Boom Trades: Cover Girl, Two Guns, and Fall OF Cthulhu -These books all have very consistent book design. Maybe too consistent. Two of them also represent the genre of “action-movie-in-comic-form” which is, perhaps surprisingly, a small niche.
In Odd we Trust – Based on the novels by Dean Koontz and published by Del Rey/Del Rey Manga. -There are more and more of these graphic novels by top selling authors or based on their books, and publishers seem to know how to market them now. Dark Tower by Stephen King, Shannara by Terry Brooks, Discworld Graphic Novels by Terry Pratchett, Maximum Ride by James Patterson, Babysitters Club by Ann M Martin, and if we stretch this – the 9-11 Report Graphic Novel.
Tekkon Kinkreet -Still need to read this before I can see the movie. It looks really good.
Uzumaki -Reconsidered this book when trying to find more grotesque Horror manga that’s not by the Author of Drifting Classroom. I really don’t like that guy’s artwork.
Parasyte -I read the first volume, which awakened an interest in grotesque horror manga. This book is bizarre and great.
Thee Shadows -I like the cartoony, animation-y style of the character design in this book, even though I have no idea what it’s about. No one publishes the same kind of material as First Second books.
What It Is -Lynda Barry’s work is oddly compelling. A lot of it is kind of charmingly ugly. I read a portion of this in the Free Comic Book Day preview, and I will say that this looks a lot more easy to navigate when its printed in color. It makes me impatient for the series of Ernie Pook’s Comeek collections – which will present Lynda Barry weirdness within the regular structure of the weekly comic strip.

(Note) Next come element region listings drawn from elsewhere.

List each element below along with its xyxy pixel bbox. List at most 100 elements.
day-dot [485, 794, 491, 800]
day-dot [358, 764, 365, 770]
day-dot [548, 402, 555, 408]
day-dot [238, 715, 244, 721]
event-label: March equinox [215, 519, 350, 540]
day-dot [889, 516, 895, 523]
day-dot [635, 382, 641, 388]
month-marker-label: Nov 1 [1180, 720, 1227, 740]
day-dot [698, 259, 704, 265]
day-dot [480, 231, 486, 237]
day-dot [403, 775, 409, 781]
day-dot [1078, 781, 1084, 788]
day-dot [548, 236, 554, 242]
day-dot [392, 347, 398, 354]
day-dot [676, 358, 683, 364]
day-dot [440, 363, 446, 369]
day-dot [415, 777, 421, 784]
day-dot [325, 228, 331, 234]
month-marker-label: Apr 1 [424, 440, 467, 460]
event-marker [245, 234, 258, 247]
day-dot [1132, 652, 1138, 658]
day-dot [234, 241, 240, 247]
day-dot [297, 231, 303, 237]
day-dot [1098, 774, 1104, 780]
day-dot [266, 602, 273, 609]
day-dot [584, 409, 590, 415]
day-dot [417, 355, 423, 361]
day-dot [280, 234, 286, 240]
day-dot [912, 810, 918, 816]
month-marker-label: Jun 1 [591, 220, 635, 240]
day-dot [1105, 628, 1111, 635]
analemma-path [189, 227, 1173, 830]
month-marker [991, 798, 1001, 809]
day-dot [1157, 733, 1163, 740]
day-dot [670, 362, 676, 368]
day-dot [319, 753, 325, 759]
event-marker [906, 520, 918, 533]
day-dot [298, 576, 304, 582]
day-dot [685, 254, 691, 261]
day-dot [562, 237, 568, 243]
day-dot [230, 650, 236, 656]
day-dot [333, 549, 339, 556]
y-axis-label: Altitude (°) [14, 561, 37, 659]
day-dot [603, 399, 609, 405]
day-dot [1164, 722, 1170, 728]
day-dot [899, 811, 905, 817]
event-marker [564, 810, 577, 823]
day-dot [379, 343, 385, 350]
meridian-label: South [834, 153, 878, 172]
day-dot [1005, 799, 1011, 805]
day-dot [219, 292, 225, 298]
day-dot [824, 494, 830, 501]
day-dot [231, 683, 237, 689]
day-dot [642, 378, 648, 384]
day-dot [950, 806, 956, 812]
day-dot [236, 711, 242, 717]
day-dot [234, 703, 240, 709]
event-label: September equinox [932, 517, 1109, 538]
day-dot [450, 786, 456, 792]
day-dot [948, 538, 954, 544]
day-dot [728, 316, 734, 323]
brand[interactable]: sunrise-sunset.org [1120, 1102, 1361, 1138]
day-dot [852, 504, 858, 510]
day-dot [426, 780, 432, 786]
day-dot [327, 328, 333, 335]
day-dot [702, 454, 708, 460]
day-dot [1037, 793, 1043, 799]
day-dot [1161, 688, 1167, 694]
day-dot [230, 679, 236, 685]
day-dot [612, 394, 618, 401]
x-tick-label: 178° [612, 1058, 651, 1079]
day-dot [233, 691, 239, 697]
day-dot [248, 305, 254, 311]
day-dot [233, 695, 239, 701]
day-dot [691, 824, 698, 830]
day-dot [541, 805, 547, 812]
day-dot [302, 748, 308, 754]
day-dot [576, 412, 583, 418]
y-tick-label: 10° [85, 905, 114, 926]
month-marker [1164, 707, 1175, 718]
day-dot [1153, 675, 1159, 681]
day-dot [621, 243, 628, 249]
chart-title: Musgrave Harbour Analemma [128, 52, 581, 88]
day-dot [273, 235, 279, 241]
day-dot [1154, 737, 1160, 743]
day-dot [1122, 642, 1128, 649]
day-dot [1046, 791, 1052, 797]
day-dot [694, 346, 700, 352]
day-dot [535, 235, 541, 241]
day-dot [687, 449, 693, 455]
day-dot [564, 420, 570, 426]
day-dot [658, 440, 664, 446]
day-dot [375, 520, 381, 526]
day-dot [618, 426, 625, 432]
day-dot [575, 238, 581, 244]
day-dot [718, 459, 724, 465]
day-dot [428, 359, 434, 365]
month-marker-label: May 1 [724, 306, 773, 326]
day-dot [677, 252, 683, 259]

REAL by Takehiko Inoue -This seinen manga about wheelchair basketball has been getting a lot of attention. The artwork is very attractive, looking more like his work on Vagabond than his work on Slam Dunk and Harlem Beat. I wonder if that’s just a matter of progressing as an artist or moving from shonen to seinen.
Kafka -There are two Kafka books in the graphic novel section- A Graphic Novel version of The Trial, and a Biography of Kafka illustrated by Robert Crumb. Crumb is unusual for being a comics master without a masterpiece. It’s like Alan Moore without Watchmen, or Art Spiegelman without MAUS. For that reason, I might be interested in getting this.